The Pasquotank River Yacht Club is holding its annual sailing camp this week and next, attracting 47 kids. The goal of the camp is to teach the basics, and depending on a young sailor’s size and skill, there was a boat there for them.
From the small, boxy and slower Optimist pram, to the bigger, heavier and faster Sunfish, there were lots of colorful sails and racing going on.
Campers range in age from 9 to 15 and came to learn the finer points of sailing.
“Some of my friends did it before and said I should try it,” Emma Teachey said.
Techey, 10, a first-time sailor who is learning in the prams, also plays tennis and takes dance. She thinks those activities have helped her in the boat.
“When you are sailing you
can’t just sit there, you have to move around so you don’t get hit in the head,” Teachey said, adding that she indeed had been taken off guard by a couple of sails. “It didn’t hurt bad.”

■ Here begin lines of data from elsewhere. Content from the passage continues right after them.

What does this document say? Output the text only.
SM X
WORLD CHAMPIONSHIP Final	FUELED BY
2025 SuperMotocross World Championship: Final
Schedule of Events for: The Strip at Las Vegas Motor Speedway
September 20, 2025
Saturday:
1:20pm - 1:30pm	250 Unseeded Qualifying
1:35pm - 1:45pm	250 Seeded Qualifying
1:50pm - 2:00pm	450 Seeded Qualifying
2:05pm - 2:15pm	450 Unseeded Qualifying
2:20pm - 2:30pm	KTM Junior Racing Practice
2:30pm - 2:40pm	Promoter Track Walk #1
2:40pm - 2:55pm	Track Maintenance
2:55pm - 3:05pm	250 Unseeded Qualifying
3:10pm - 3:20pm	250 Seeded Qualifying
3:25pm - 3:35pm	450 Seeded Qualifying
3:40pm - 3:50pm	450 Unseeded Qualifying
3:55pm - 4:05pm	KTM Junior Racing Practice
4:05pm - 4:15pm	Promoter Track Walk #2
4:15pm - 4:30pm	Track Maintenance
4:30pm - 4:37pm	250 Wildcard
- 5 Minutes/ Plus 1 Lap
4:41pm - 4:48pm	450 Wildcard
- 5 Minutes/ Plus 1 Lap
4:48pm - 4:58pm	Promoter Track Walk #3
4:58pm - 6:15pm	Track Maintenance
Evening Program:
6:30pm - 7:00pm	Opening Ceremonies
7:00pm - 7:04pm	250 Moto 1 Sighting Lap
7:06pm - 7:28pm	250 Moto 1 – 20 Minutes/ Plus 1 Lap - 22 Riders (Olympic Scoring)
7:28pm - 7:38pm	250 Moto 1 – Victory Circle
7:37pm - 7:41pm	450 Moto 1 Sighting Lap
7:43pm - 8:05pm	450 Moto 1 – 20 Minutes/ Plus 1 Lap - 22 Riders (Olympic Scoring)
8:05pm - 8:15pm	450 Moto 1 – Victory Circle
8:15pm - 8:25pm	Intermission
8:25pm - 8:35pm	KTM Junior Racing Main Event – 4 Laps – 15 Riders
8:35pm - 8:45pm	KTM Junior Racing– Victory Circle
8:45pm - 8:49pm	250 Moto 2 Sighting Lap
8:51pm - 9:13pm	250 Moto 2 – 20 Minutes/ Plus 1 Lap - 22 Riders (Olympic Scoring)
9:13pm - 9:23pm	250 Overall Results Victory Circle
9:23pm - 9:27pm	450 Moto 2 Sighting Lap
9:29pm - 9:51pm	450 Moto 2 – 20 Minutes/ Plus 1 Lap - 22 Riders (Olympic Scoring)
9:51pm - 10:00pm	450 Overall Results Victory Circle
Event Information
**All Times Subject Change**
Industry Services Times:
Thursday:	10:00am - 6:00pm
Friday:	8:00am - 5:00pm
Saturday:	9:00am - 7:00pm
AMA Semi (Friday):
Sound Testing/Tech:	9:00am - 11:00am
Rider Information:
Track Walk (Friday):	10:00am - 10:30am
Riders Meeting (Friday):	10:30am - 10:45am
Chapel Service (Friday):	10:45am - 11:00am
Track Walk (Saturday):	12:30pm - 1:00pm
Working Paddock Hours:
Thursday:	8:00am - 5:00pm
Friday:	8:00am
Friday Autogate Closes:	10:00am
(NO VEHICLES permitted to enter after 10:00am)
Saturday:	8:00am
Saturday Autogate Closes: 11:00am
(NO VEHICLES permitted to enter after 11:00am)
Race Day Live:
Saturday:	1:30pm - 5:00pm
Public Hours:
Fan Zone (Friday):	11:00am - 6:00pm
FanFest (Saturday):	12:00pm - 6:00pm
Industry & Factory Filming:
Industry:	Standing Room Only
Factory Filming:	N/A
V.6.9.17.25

While most campers are from the area, some ventured here from as far as South Carolina.
Noah Giltmier, 11, is from Pauley’s Island, S.C., and takes advantage of the camp while visiting his grandparents.
“I like being able to get out in the water and have fun,” said Giltmier, who has been sailing for three years and this year is learning in a Sunfish. “The Sunfish, compared to the pram, the Sunfish is a little bit more of a challenge, which makes it a lot more fun.”
Giltmier enjoys racing and is planning on competing in the Hospice Regatta on the Pasquotank River in August.
“I haven’t done the Hospice one, but I raced in another one in the prams last year and I won,” Giltmier said.
While racing is a still popular activity at the camp, the end goal of teaching sailing goes far deeper, according to camp director Carol Terryberry.
“Racing is a great part of it,” Terryberry said. “It would be great if they would race and contribute to the racing scene, but for me to have kids out there enjoying it is half of it. I had one girl yesterday saying, ‘I don’t think we’re going to get there.’ ‘We just need to get going.’ I said, ‘When you’re sailing, you’re already there.’”
It seems to be working. Both Teachey and Giltmier say they will continue sailing.
“I would like to get up and start sailing the 420s and even bigger boats after that,” Giltmier said.